Publication year - 2021
Publication title -
journal of obstetrics and gynaecology research
Language(s) - English
Resource type - Journals
SCImago Journal Rank - 0.597
H-Index - 50
eISSN - 1447-0756
pISSN - 1341-8076
DOI - 10.1111/jog.14717
Subject(s) - medicine , thrombotic thrombocytopenic purpura , plasmapheresis , hellp syndrome , disseminated intravascular coagulation , pregnancy , sepsis , pediatrics , schistocyte , differential diagnosis , preeclampsia , immunology , platelet , pathology , biology , antibody , genetics
Thrombotic thrombocytopenic purpura (TTP) is a medical emergency that demands prompt diagnosis to allow lifesaving treatment: plasmapheresis. TTP during pregnancy is rare, with estimated prevalence of 1/200 000, and even rarer in association with acquired immunodeficiency syndrome, with only two cases reported. Differential diagnosis includes HELLP syndrome (hemolysis elevated liver enzymes and low platelets), sepsis, intravascular‐disseminated coagulation, and acquired autoimmune diseases, each one with its unique treatment and prognosis. A case of a pregnant woman at 26th week with sudden onset of left hand paresthesia and purpura is reported.

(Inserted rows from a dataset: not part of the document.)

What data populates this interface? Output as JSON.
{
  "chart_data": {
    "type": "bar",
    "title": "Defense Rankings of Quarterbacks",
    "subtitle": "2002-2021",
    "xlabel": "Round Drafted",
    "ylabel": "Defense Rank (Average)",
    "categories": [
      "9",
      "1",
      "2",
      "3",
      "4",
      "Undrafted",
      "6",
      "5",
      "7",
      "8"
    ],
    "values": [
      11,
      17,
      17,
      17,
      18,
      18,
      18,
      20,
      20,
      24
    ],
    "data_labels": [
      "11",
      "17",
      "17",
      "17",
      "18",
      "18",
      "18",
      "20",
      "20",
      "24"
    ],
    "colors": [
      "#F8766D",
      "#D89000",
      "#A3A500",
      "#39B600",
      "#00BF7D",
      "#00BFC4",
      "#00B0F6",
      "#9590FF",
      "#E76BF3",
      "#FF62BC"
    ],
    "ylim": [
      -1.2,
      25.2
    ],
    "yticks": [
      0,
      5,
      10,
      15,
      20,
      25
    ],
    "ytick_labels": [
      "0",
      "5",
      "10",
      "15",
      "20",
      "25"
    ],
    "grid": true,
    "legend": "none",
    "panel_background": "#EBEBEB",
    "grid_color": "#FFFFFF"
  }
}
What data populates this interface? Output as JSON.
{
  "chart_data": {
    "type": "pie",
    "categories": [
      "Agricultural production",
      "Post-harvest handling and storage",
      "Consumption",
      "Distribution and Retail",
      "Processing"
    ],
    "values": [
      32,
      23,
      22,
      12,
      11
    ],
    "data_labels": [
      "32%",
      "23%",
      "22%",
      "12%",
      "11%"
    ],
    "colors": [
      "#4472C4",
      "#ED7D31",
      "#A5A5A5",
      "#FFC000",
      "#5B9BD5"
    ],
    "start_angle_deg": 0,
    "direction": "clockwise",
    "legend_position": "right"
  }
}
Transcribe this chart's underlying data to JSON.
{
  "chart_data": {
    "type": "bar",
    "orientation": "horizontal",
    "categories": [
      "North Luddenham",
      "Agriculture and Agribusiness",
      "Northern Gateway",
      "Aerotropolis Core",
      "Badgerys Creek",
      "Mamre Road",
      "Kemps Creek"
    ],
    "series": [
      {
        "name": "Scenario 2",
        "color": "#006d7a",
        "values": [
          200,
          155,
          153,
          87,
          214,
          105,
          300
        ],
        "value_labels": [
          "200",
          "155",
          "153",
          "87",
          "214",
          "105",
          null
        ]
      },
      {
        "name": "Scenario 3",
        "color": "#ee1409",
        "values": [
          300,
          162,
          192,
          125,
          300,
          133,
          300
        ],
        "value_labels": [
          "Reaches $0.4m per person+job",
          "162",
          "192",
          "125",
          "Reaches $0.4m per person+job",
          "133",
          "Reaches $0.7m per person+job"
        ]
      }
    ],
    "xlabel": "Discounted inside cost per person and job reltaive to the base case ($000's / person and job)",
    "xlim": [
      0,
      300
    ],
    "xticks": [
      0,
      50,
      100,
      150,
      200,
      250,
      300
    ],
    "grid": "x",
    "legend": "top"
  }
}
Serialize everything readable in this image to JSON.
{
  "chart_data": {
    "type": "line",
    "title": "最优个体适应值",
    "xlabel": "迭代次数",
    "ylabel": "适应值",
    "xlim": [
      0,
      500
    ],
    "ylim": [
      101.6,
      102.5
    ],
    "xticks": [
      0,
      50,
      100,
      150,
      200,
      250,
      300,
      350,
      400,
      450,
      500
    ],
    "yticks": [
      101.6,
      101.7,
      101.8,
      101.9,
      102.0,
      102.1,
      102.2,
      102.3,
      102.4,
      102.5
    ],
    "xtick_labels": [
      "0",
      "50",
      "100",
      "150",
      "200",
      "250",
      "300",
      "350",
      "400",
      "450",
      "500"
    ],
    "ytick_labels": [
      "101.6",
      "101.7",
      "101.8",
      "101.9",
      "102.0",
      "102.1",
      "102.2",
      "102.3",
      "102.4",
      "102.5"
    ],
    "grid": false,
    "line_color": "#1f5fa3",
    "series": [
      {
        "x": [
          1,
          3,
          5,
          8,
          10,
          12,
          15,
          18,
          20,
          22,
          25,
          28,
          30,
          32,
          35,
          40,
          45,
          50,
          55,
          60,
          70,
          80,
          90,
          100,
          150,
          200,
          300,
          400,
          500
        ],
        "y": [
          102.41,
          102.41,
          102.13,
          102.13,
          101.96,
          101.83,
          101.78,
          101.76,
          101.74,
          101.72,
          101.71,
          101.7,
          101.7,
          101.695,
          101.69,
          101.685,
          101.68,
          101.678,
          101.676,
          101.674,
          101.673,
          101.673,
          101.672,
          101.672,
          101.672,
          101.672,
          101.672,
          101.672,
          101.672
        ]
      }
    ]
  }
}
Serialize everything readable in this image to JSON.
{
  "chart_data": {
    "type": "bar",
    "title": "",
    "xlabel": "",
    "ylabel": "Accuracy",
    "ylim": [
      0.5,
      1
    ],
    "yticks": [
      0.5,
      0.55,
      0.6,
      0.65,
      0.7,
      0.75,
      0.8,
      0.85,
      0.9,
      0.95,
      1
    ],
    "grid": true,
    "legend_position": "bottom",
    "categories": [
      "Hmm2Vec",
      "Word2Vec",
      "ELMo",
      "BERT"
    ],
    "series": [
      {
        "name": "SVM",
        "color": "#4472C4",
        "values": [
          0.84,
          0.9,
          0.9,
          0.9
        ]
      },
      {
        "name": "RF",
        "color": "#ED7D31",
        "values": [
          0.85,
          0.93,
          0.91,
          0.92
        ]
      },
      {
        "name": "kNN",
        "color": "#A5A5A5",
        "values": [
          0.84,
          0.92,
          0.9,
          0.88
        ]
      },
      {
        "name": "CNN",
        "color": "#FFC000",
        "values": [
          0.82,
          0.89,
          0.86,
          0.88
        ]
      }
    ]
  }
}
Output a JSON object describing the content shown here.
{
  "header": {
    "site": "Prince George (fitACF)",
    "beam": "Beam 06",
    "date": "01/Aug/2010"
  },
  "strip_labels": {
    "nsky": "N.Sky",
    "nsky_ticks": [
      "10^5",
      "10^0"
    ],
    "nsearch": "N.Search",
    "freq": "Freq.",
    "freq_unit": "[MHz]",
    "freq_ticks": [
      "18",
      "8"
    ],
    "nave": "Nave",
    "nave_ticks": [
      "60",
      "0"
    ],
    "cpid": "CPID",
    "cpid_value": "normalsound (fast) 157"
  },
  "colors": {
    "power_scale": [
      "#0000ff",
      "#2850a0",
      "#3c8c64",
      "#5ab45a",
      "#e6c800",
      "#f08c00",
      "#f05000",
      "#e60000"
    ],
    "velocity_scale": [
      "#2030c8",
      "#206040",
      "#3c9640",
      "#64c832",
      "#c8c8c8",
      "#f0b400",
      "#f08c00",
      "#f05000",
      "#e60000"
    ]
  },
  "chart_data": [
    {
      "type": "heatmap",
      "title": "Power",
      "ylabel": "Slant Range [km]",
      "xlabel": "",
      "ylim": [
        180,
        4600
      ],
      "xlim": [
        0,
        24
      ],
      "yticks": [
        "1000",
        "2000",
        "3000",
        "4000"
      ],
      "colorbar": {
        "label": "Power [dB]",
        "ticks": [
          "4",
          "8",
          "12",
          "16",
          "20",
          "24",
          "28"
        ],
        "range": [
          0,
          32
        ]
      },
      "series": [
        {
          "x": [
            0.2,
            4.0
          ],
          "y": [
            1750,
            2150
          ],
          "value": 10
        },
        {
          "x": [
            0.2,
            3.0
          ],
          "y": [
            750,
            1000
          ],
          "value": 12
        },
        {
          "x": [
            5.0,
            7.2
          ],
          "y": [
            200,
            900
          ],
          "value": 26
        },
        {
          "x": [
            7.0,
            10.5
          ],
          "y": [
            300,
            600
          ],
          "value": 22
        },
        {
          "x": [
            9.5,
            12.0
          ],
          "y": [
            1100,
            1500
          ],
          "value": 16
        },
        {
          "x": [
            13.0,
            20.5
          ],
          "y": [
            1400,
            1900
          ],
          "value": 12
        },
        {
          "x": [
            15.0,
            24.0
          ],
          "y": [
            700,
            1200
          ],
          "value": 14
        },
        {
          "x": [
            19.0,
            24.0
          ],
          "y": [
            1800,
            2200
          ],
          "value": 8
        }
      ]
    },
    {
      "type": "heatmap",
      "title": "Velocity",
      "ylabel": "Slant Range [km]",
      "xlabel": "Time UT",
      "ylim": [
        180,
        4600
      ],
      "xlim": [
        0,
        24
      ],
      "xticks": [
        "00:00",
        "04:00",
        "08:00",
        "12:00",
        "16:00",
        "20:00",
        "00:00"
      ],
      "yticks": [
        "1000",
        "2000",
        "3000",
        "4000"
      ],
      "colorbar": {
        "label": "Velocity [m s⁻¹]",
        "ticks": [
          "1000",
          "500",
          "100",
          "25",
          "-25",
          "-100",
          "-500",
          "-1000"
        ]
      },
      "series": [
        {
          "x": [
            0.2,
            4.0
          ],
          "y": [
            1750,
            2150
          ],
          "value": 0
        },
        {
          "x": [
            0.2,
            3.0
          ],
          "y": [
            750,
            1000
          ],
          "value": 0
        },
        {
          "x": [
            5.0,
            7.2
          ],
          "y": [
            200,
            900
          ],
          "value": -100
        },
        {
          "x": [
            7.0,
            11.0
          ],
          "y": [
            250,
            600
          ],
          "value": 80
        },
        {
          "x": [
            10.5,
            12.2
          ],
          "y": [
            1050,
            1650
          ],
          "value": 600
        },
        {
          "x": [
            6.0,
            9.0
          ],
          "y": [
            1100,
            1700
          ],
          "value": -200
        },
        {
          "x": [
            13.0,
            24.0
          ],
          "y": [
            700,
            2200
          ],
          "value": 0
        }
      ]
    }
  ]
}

PLASMIC score showed high risk for ADAMTS‐13 deficiency and diagnosis of TTP was made. Human immunodeficiency virus screening test was positive on admission. Plasmapheresis and antiretroviral therapy were initiated and the delivery of a healthy newborn at full‐term gestation was achieved, unlike other cases in literature. No obstetric complications were observed and the follow‐up shows no signs of disease recurrence.